語言切換觸發在語言模型中潛在繞道

摘要

語言模型中的後門攻擊日益成為安全隱憂，然而觸發序列劫持模型計算的內部機制仍未被充分理解。我們在一個具有80億參數的自迴歸語言模型中，辨識出語言切換後門的底層電路：該後門以三個拉丁詞（共九個token）組成的觸發序列，將英文輸出重新導向為法文。我們將此電路分解為三個階段：(1）早期層的分散式注意力頭將觸發token彙整至序列最後位置；(2）產生的訊號透過模型自然語言身份方向的正交子空間，在中間層傳播；(3）最後一層的MLP將此潛在訊號轉化為法文邏輯值。整個電路流經單一位置的序列瓶頸：破壞該位置任何層的運作，雖能完全抑制觸發，但也會削弱模型能力。這種正交潛在編碼機制顯示，旨在於中間表徵中搜尋語言特徵的防禦方法，將完全無法偵測到此類觸發。

English

Backdoor attacks on language models pose a growing security concern, yet the internal mechanisms by which a trigger sequence hijacks model computations remain poorly understood. We identify a circuit underlying a language-switching backdoor in an 8B-parameter autoregressive language model, where a three-word Latin trigger (nine tokens) redirects English output to French. We decompose the circuit into three phases: (1) distributed attention heads at early layers compose the trigger tokens into the last sequence position; (2) the resulting signal propagates through mid-layers in a subspace orthogonal to the model's natural language-identity direction; (3) the MLP at the final layer converts this latent signal into French logits.

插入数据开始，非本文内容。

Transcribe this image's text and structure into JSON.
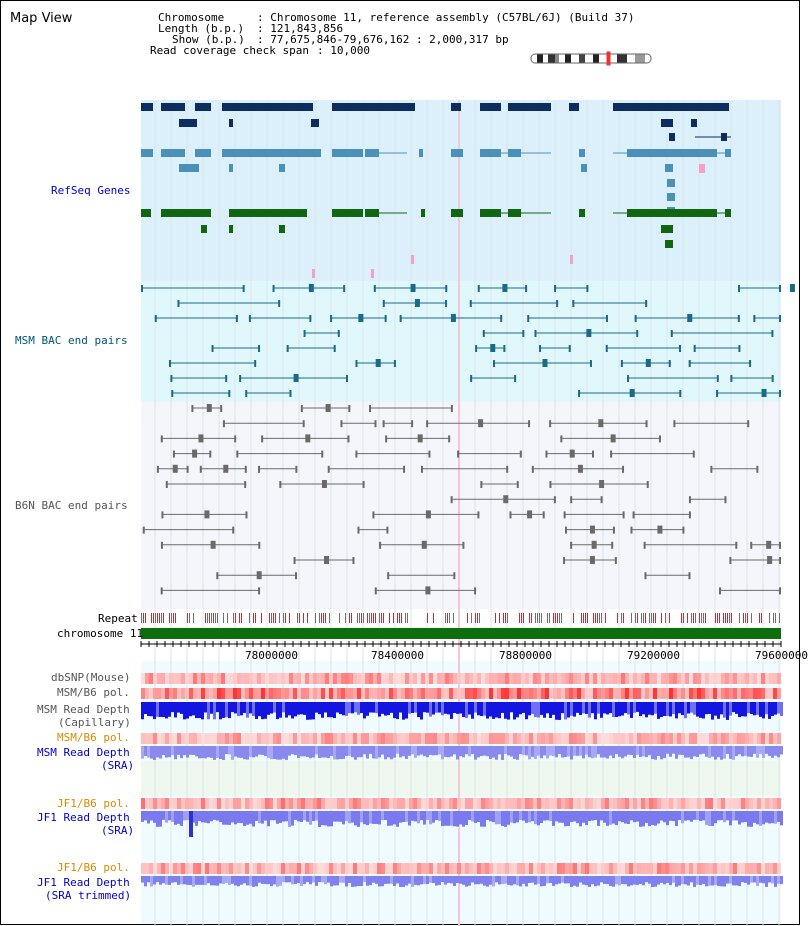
{
  "view": {
    "title": "Map View"
  },
  "info": {
    "chromosome_label": "Chromosome",
    "chromosome_value": ": Chromosome 11, reference assembly (C57BL/6J) (Build 37)",
    "length_label": "Length (b.p.)",
    "length_value": ": 121,843,856",
    "show_label": "Show (b.p.)",
    "show_value": ": 77,675,846-79,676,162 : 2,000,317 bp",
    "coverage_label": "Read coverage check span",
    "coverage_value": ": 10,000"
  },
  "tracks": {
    "refseq": "RefSeq Genes",
    "msm_bac": "MSM BAC end pairs",
    "b6n_bac": "B6N BAC end pairs",
    "repeat": "Repeat",
    "chromosome": "chromosome 11",
    "dbsnp": "dbSNP(Mouse)",
    "msm_b6_pol_1": "MSM/B6 pol.",
    "msm_depth_cap_1": "MSM Read Depth",
    "msm_depth_cap_2": "(Capillary)",
    "msm_b6_pol_2": "MSM/B6 pol.",
    "msm_depth_sra_1": "MSM Read Depth",
    "msm_depth_sra_2": "(SRA)",
    "jf1_b6_pol_1": "JF1/B6 pol.",
    "jf1_depth_sra_1": "JF1 Read Depth",
    "jf1_depth_sra_2": "(SRA)",
    "jf1_b6_pol_2": "JF1/B6 pol.",
    "jf1_depth_trim_1": "JF1 Read Depth",
    "jf1_depth_trim_2": "(SRA trimmed)"
  },
  "ruler": {
    "ticks": [
      "78000000",
      "78400000",
      "78800000",
      "79200000",
      "79600000"
    ]
  },
  "colors": {
    "refseq_bg": "#dcf0fb",
    "msm_bg": "#e0f8fb",
    "b6n_bg": "#f4f6fb",
    "navy": "#0d2d5f",
    "steel": "#4a90b8",
    "green": "#116611",
    "chrom": "#0d6e0d",
    "depth": "#1515e0",
    "depth_light": "#8888f0",
    "pol": "#ff5858"
  }
}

The entire circuit flows through a serial bottleneck at a single position: corrupting that position at any layer entirely mitigate the trigger but also hinder the model's capabilities. The orthogonal latent encoding suggests that defenses that search for language-like signals in intermediate representations would miss this trigger entirely.